For what specific purpose does the author employ the biblical analogy of Lot's wife? And why does he call himself the pillar of salt?
Why was O'Hare's wife Mary so antagonistic to the author the first time they met?
In what ways and to what extent was World War II another Children's Crusade?
How does the author's trauma and survivor's guilt affect his relationship with this "lousy little book" (2)?
In what context does the author iterate "so it goes"? And how does this phraseology establish the author' tone and attitude?
(Level 3 open-ended question) What do you think Mary O'Hare might say to Roland Weary--who is still a child but a bully boy who grandstands in his heroic fantasy?

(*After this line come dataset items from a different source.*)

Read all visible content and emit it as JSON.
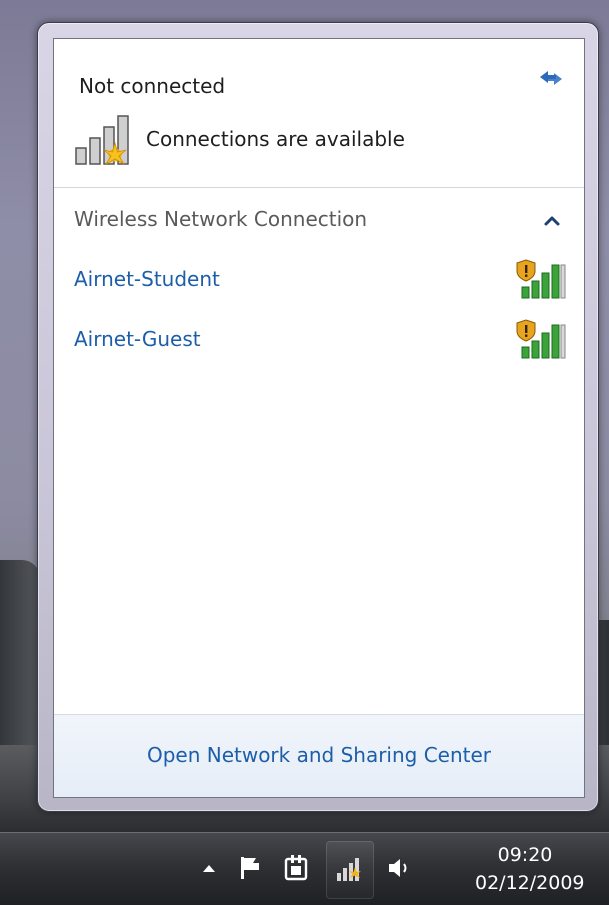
{
  "flyout": {
    "status_title": "Not connected",
    "status_text": "Connections are available",
    "section_header": "Wireless Network Connection",
    "networks": [
      {
        "name": "Airnet-Student",
        "signal_bars": 4,
        "secured": false
      },
      {
        "name": "Airnet-Guest",
        "signal_bars": 4,
        "secured": false
      }
    ],
    "footer_link": "Open Network and Sharing Center"
  },
  "taskbar": {
    "time": "09:20",
    "date": "02/12/2009",
    "tray_icons": [
      "show-hidden-icons",
      "action-center-flag-icon",
      "power-plug-icon",
      "network-icon",
      "volume-icon"
    ]
  },
  "colors": {
    "link": "#1d5ea9",
    "signal_green": "#3aa33a",
    "warning_shield": "#e0a020",
    "status_star": "#f2b21b"
  }
}
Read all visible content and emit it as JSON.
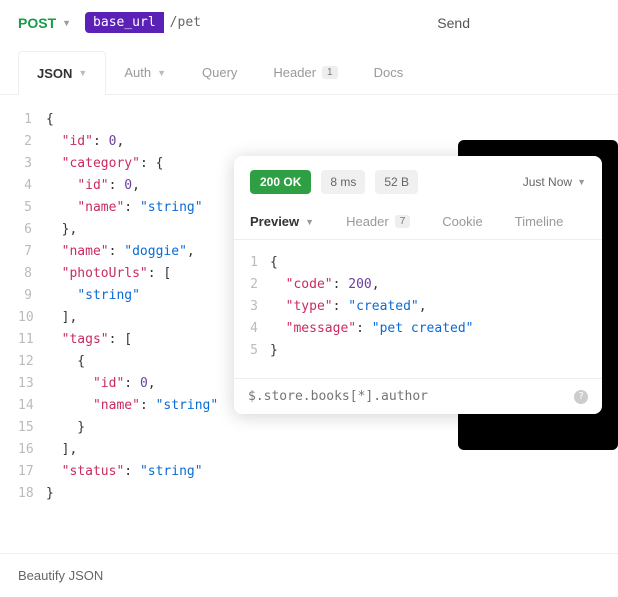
{
  "request": {
    "method": "POST",
    "base_url_label": "base_url",
    "path": "/pet",
    "send_label": "Send"
  },
  "req_tabs": {
    "json": "JSON",
    "auth": "Auth",
    "query": "Query",
    "header": "Header",
    "header_badge": "1",
    "docs": "Docs"
  },
  "request_body_lines": [
    {
      "n": "1",
      "segs": [
        {
          "c": "p",
          "t": "{"
        }
      ]
    },
    {
      "n": "2",
      "segs": [
        {
          "c": "p",
          "t": "  "
        },
        {
          "c": "k",
          "t": "\"id\""
        },
        {
          "c": "p",
          "t": ": "
        },
        {
          "c": "n",
          "t": "0"
        },
        {
          "c": "p",
          "t": ","
        }
      ]
    },
    {
      "n": "3",
      "segs": [
        {
          "c": "p",
          "t": "  "
        },
        {
          "c": "k",
          "t": "\"category\""
        },
        {
          "c": "p",
          "t": ": {"
        }
      ]
    },
    {
      "n": "4",
      "segs": [
        {
          "c": "p",
          "t": "    "
        },
        {
          "c": "k",
          "t": "\"id\""
        },
        {
          "c": "p",
          "t": ": "
        },
        {
          "c": "n",
          "t": "0"
        },
        {
          "c": "p",
          "t": ","
        }
      ]
    },
    {
      "n": "5",
      "segs": [
        {
          "c": "p",
          "t": "    "
        },
        {
          "c": "k",
          "t": "\"name\""
        },
        {
          "c": "p",
          "t": ": "
        },
        {
          "c": "s",
          "t": "\"string\""
        }
      ]
    },
    {
      "n": "6",
      "segs": [
        {
          "c": "p",
          "t": "  },"
        }
      ]
    },
    {
      "n": "7",
      "segs": [
        {
          "c": "p",
          "t": "  "
        },
        {
          "c": "k",
          "t": "\"name\""
        },
        {
          "c": "p",
          "t": ": "
        },
        {
          "c": "s",
          "t": "\"doggie\""
        },
        {
          "c": "p",
          "t": ","
        }
      ]
    },
    {
      "n": "8",
      "segs": [
        {
          "c": "p",
          "t": "  "
        },
        {
          "c": "k",
          "t": "\"photoUrls\""
        },
        {
          "c": "p",
          "t": ": ["
        }
      ]
    },
    {
      "n": "9",
      "segs": [
        {
          "c": "p",
          "t": "    "
        },
        {
          "c": "s",
          "t": "\"string\""
        }
      ]
    },
    {
      "n": "10",
      "segs": [
        {
          "c": "p",
          "t": "  ],"
        }
      ]
    },
    {
      "n": "11",
      "segs": [
        {
          "c": "p",
          "t": "  "
        },
        {
          "c": "k",
          "t": "\"tags\""
        },
        {
          "c": "p",
          "t": ": ["
        }
      ]
    },
    {
      "n": "12",
      "segs": [
        {
          "c": "p",
          "t": "    {"
        }
      ]
    },
    {
      "n": "13",
      "segs": [
        {
          "c": "p",
          "t": "      "
        },
        {
          "c": "k",
          "t": "\"id\""
        },
        {
          "c": "p",
          "t": ": "
        },
        {
          "c": "n",
          "t": "0"
        },
        {
          "c": "p",
          "t": ","
        }
      ]
    },
    {
      "n": "14",
      "segs": [
        {
          "c": "p",
          "t": "      "
        },
        {
          "c": "k",
          "t": "\"name\""
        },
        {
          "c": "p",
          "t": ": "
        },
        {
          "c": "s",
          "t": "\"string\""
        }
      ]
    },
    {
      "n": "15",
      "segs": [
        {
          "c": "p",
          "t": "    }"
        }
      ]
    },
    {
      "n": "16",
      "segs": [
        {
          "c": "p",
          "t": "  ],"
        }
      ]
    },
    {
      "n": "17",
      "segs": [
        {
          "c": "p",
          "t": "  "
        },
        {
          "c": "k",
          "t": "\"status\""
        },
        {
          "c": "p",
          "t": ": "
        },
        {
          "c": "s",
          "t": "\"string\""
        }
      ]
    },
    {
      "n": "18",
      "segs": [
        {
          "c": "p",
          "t": "}"
        }
      ]
    }
  ],
  "response": {
    "status_text": "200 OK",
    "time": "8 ms",
    "size": "52 B",
    "when": "Just Now",
    "tabs": {
      "preview": "Preview",
      "header": "Header",
      "header_badge": "7",
      "cookie": "Cookie",
      "timeline": "Timeline"
    },
    "body_lines": [
      {
        "n": "1",
        "segs": [
          {
            "c": "p",
            "t": "{"
          }
        ]
      },
      {
        "n": "2",
        "segs": [
          {
            "c": "p",
            "t": "  "
          },
          {
            "c": "k",
            "t": "\"code\""
          },
          {
            "c": "p",
            "t": ": "
          },
          {
            "c": "n",
            "t": "200"
          },
          {
            "c": "p",
            "t": ","
          }
        ]
      },
      {
        "n": "3",
        "segs": [
          {
            "c": "p",
            "t": "  "
          },
          {
            "c": "k",
            "t": "\"type\""
          },
          {
            "c": "p",
            "t": ": "
          },
          {
            "c": "s",
            "t": "\"created\""
          },
          {
            "c": "p",
            "t": ","
          }
        ]
      },
      {
        "n": "4",
        "segs": [
          {
            "c": "p",
            "t": "  "
          },
          {
            "c": "k",
            "t": "\"message\""
          },
          {
            "c": "p",
            "t": ": "
          },
          {
            "c": "s",
            "t": "\"pet created\""
          }
        ]
      },
      {
        "n": "5",
        "segs": [
          {
            "c": "p",
            "t": "}"
          }
        ]
      }
    ],
    "filter_placeholder": "$.store.books[*].author"
  },
  "bottom": {
    "beautify": "Beautify JSON"
  }
}
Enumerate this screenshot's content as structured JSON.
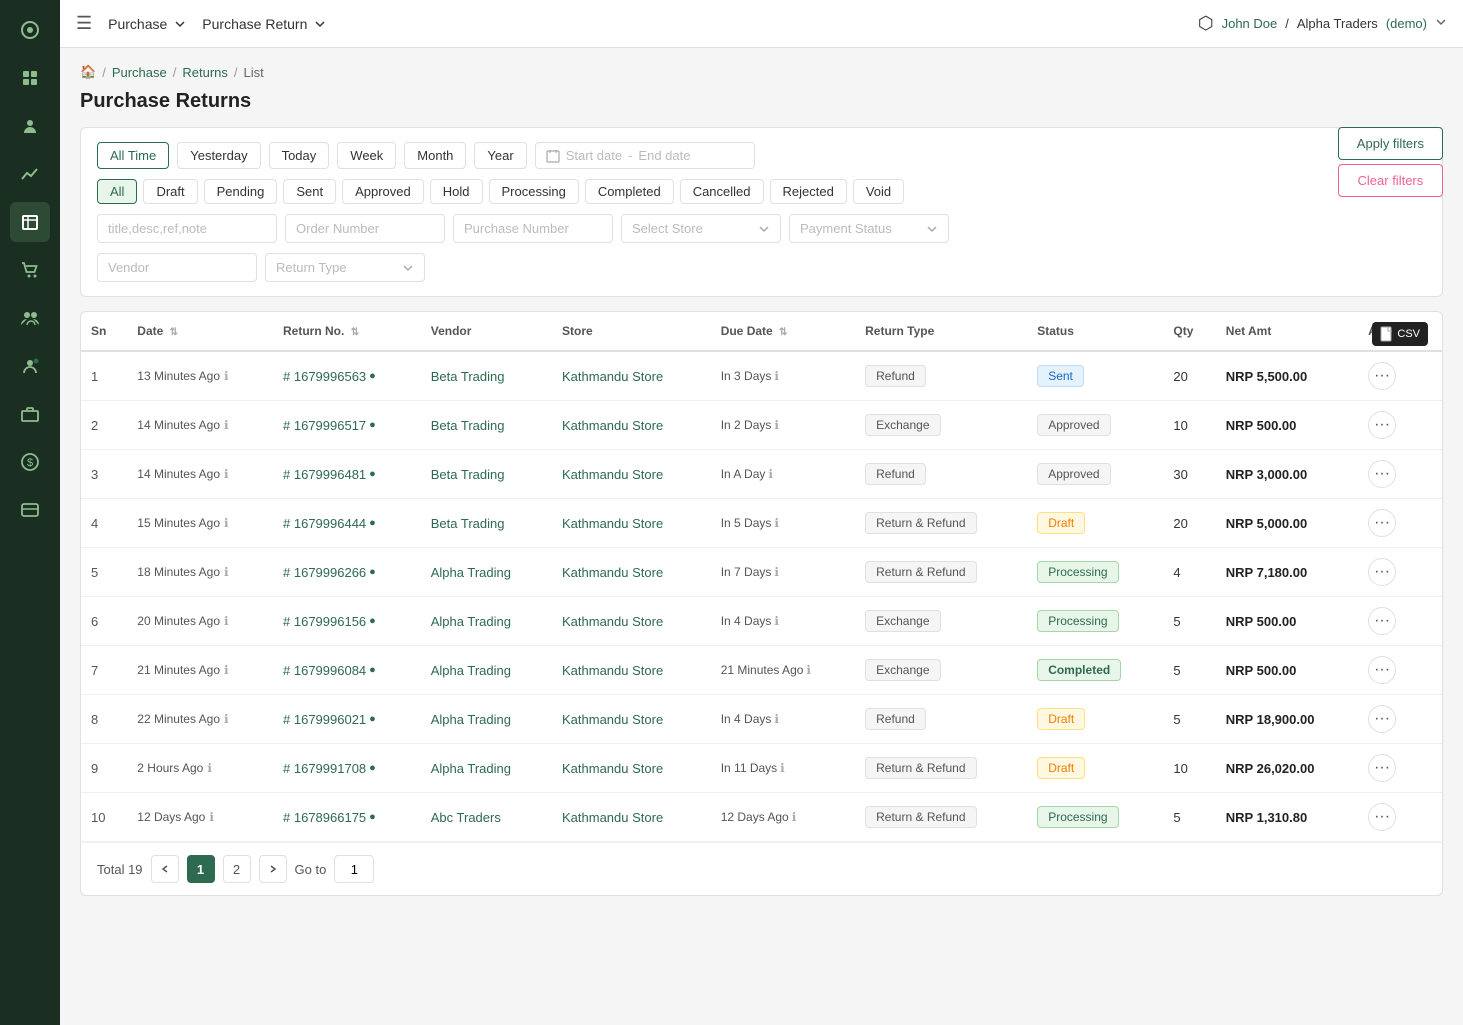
{
  "sidebar": {
    "icons": [
      {
        "name": "dashboard-icon",
        "symbol": "⬡"
      },
      {
        "name": "users-icon",
        "symbol": "👤"
      },
      {
        "name": "person-icon",
        "symbol": "🧑"
      },
      {
        "name": "chart-icon",
        "symbol": "📊"
      },
      {
        "name": "building-icon",
        "symbol": "🏢"
      },
      {
        "name": "cart-icon",
        "symbol": "🛒"
      },
      {
        "name": "people-icon",
        "symbol": "👥"
      },
      {
        "name": "user-admin-icon",
        "symbol": "👤"
      },
      {
        "name": "briefcase-icon",
        "symbol": "💼"
      },
      {
        "name": "dollar-icon",
        "symbol": "💰"
      },
      {
        "name": "team-icon",
        "symbol": "👔"
      }
    ]
  },
  "navbar": {
    "hamburger_label": "☰",
    "menu1_label": "Purchase",
    "menu2_label": "Purchase Return",
    "user_name": "John Doe",
    "company": "Alpha Traders",
    "demo_label": "(demo)"
  },
  "breadcrumb": {
    "home": "🏠",
    "purchase": "Purchase",
    "returns": "Returns",
    "list": "List"
  },
  "page_title": "Purchase Returns",
  "filters": {
    "time_buttons": [
      {
        "label": "All Time",
        "active": true
      },
      {
        "label": "Yesterday",
        "active": false
      },
      {
        "label": "Today",
        "active": false
      },
      {
        "label": "Week",
        "active": false
      },
      {
        "label": "Month",
        "active": false
      },
      {
        "label": "Year",
        "active": false
      }
    ],
    "date_start_placeholder": "Start date",
    "date_end_placeholder": "End date",
    "status_buttons": [
      {
        "label": "All",
        "active": true
      },
      {
        "label": "Draft",
        "active": false
      },
      {
        "label": "Pending",
        "active": false
      },
      {
        "label": "Sent",
        "active": false
      },
      {
        "label": "Approved",
        "active": false
      },
      {
        "label": "Hold",
        "active": false
      },
      {
        "label": "Processing",
        "active": false
      },
      {
        "label": "Completed",
        "active": false
      },
      {
        "label": "Cancelled",
        "active": false
      },
      {
        "label": "Rejected",
        "active": false
      },
      {
        "label": "Void",
        "active": false
      }
    ],
    "search_placeholder": "title,desc,ref,note",
    "order_number_placeholder": "Order Number",
    "purchase_number_placeholder": "Purchase Number",
    "select_store_placeholder": "Select Store",
    "payment_status_placeholder": "Payment Status",
    "vendor_placeholder": "Vendor",
    "return_type_placeholder": "Return Type",
    "apply_label": "Apply filters",
    "clear_label": "Clear filters"
  },
  "table": {
    "columns": [
      "Sn",
      "Date",
      "Return No.",
      "Vendor",
      "Store",
      "Due Date",
      "Return Type",
      "Status",
      "Qty",
      "Net Amt",
      "Actions"
    ],
    "rows": [
      {
        "sn": 1,
        "date": "13 Minutes Ago",
        "return_no": "# 1679996563",
        "vendor": "Beta Trading",
        "store": "Kathmandu Store",
        "due_date": "In 3 Days",
        "return_type": "Refund",
        "status": "Sent",
        "status_class": "status-sent",
        "qty": 20,
        "net_amt": "NRP 5,500.00"
      },
      {
        "sn": 2,
        "date": "14 Minutes Ago",
        "return_no": "# 1679996517",
        "vendor": "Beta Trading",
        "store": "Kathmandu Store",
        "due_date": "In 2 Days",
        "return_type": "Exchange",
        "status": "Approved",
        "status_class": "status-approved",
        "qty": 10,
        "net_amt": "NRP 500.00"
      },
      {
        "sn": 3,
        "date": "14 Minutes Ago",
        "return_no": "# 1679996481",
        "vendor": "Beta Trading",
        "store": "Kathmandu Store",
        "due_date": "In A Day",
        "return_type": "Refund",
        "status": "Approved",
        "status_class": "status-approved",
        "qty": 30,
        "net_amt": "NRP 3,000.00"
      },
      {
        "sn": 4,
        "date": "15 Minutes Ago",
        "return_no": "# 1679996444",
        "vendor": "Beta Trading",
        "store": "Kathmandu Store",
        "due_date": "In 5 Days",
        "return_type": "Return & Refund",
        "status": "Draft",
        "status_class": "status-draft",
        "qty": 20,
        "net_amt": "NRP 5,000.00"
      },
      {
        "sn": 5,
        "date": "18 Minutes Ago",
        "return_no": "# 1679996266",
        "vendor": "Alpha Trading",
        "store": "Kathmandu Store",
        "due_date": "In 7 Days",
        "return_type": "Return & Refund",
        "status": "Processing",
        "status_class": "status-processing",
        "qty": 4,
        "net_amt": "NRP 7,180.00"
      },
      {
        "sn": 6,
        "date": "20 Minutes Ago",
        "return_no": "# 1679996156",
        "vendor": "Alpha Trading",
        "store": "Kathmandu Store",
        "due_date": "In 4 Days",
        "return_type": "Exchange",
        "status": "Processing",
        "status_class": "status-processing",
        "qty": 5,
        "net_amt": "NRP 500.00"
      },
      {
        "sn": 7,
        "date": "21 Minutes Ago",
        "return_no": "# 1679996084",
        "vendor": "Alpha Trading",
        "store": "Kathmandu Store",
        "due_date": "21 Minutes Ago",
        "return_type": "Exchange",
        "status": "Completed",
        "status_class": "status-completed",
        "qty": 5,
        "net_amt": "NRP 500.00"
      },
      {
        "sn": 8,
        "date": "22 Minutes Ago",
        "return_no": "# 1679996021",
        "vendor": "Alpha Trading",
        "store": "Kathmandu Store",
        "due_date": "In 4 Days",
        "return_type": "Refund",
        "status": "Draft",
        "status_class": "status-draft",
        "qty": 5,
        "net_amt": "NRP 18,900.00"
      },
      {
        "sn": 9,
        "date": "2 Hours Ago",
        "return_no": "# 1679991708",
        "vendor": "Alpha Trading",
        "store": "Kathmandu Store",
        "due_date": "In 11 Days",
        "return_type": "Return & Refund",
        "status": "Draft",
        "status_class": "status-draft",
        "qty": 10,
        "net_amt": "NRP 26,020.00"
      },
      {
        "sn": 10,
        "date": "12 Days Ago",
        "return_no": "# 1678966175",
        "vendor": "Abc Traders",
        "store": "Kathmandu Store",
        "due_date": "12 Days Ago",
        "return_type": "Return & Refund",
        "status": "Processing",
        "status_class": "status-processing",
        "qty": 5,
        "net_amt": "NRP 1,310.80"
      }
    ]
  },
  "pagination": {
    "total_label": "Total 19",
    "pages": [
      1,
      2
    ],
    "current_page": 1,
    "goto_label": "Go to",
    "goto_value": "1"
  }
}
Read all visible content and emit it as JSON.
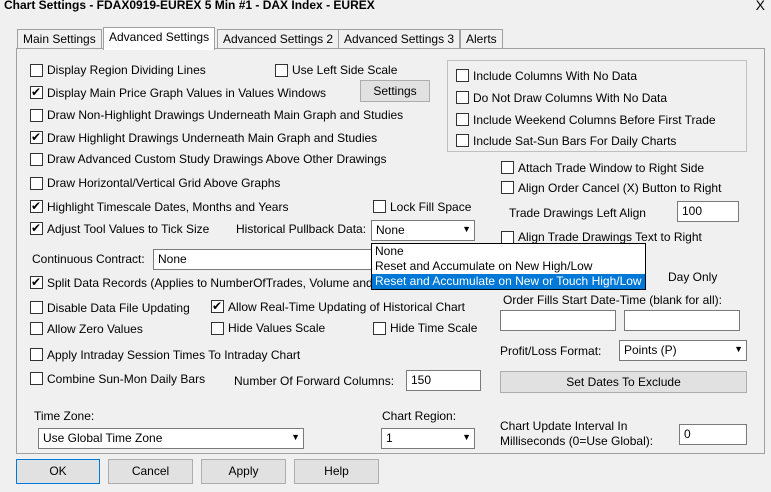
{
  "window": {
    "title": "Chart Settings - FDAX0919-EUREX  5 Min  #1 - DAX Index - EUREX",
    "close": "X"
  },
  "tabs": [
    "Main Settings",
    "Advanced Settings",
    "Advanced Settings 2",
    "Advanced Settings 3",
    "Alerts"
  ],
  "left": {
    "display_region_dividing_lines": "Display Region Dividing Lines",
    "use_left_side_scale": "Use Left Side Scale",
    "display_main_price_graph": "Display Main Price Graph Values in Values Windows",
    "settings_button": "Settings",
    "draw_non_highlight": "Draw Non-Highlight Drawings Underneath Main Graph and Studies",
    "draw_highlight": "Draw Highlight Drawings Underneath Main Graph and Studies",
    "draw_advanced_custom": "Draw Advanced Custom Study Drawings Above Other Drawings",
    "draw_grid_above": "Draw Horizontal/Vertical Grid Above Graphs",
    "highlight_timescale": "Highlight Timescale Dates, Months and Years",
    "lock_fill_space": "Lock Fill Space",
    "adjust_tool_values": "Adjust Tool Values to Tick Size",
    "historical_pullback_label": "Historical Pullback Data:",
    "historical_pullback_value": "None",
    "continuous_contract_label": "Continuous Contract:",
    "continuous_contract_value": "None",
    "split_data_records": "Split Data Records (Applies to NumberOfTrades, Volume and",
    "disable_data_file_updating": "Disable Data File Updating",
    "allow_realtime_updating": "Allow Real-Time Updating of Historical Chart",
    "allow_zero_values": "Allow Zero Values",
    "hide_values_scale": "Hide Values Scale",
    "hide_time_scale": "Hide Time Scale",
    "apply_intraday_session": "Apply Intraday Session Times To Intraday Chart",
    "combine_sun_mon": "Combine Sun-Mon Daily Bars",
    "forward_columns_label": "Number Of Forward Columns:",
    "forward_columns_value": "150",
    "time_zone_label": "Time Zone:",
    "time_zone_value": "Use Global Time Zone",
    "chart_region_label": "Chart Region:",
    "chart_region_value": "1"
  },
  "dropdown_options": [
    "None",
    "Reset and Accumulate on New High/Low",
    "Reset and Accumulate on New or Touch High/Low"
  ],
  "right": {
    "include_columns_no_data": "Include Columns With No Data",
    "do_not_draw_columns": "Do Not Draw Columns With No Data",
    "include_weekend_columns": "Include Weekend Columns Before First Trade",
    "include_sat_sun_bars": "Include Sat-Sun Bars For Daily Charts",
    "attach_trade_window": "Attach Trade Window to Right Side",
    "align_order_cancel": "Align Order Cancel (X) Button to Right",
    "trade_drawings_left_align_label": "Trade Drawings Left Align",
    "trade_drawings_left_align_value": "100",
    "align_trade_drawings_text": "Align Trade Drawings Text to Right",
    "day_only_fragment": "Day Only",
    "order_fills_label": "Order Fills Start Date-Time (blank for all):",
    "profit_loss_label": "Profit/Loss Format:",
    "profit_loss_value": "Points (P)",
    "set_dates_button": "Set Dates To Exclude",
    "chart_update_label_1": "Chart Update Interval In",
    "chart_update_label_2": "Milliseconds (0=Use Global):",
    "chart_update_value": "0"
  },
  "buttons": {
    "ok": "OK",
    "cancel": "Cancel",
    "apply": "Apply",
    "help": "Help"
  }
}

Note: Roland Weary shares his first name with the protagonist of The Song of Roland, the oldest French heroic epic about a crusader. Nephew of Charlemagne, Roland leads the French forces against the Spanish Muslims and dies from the wounds he sustained when he burst his temples by blowing his olifant-horn too hard.
A female colleague of the author munches on a bar of Three Musketeers Candy Bar in Chapter 1, and Weary fancies himself as a Musketeer. Why do you think the author repeats this allusion to the Three Musketeers? In what ways is this ideology similar to the glorification of crusaders and Arthurian knights?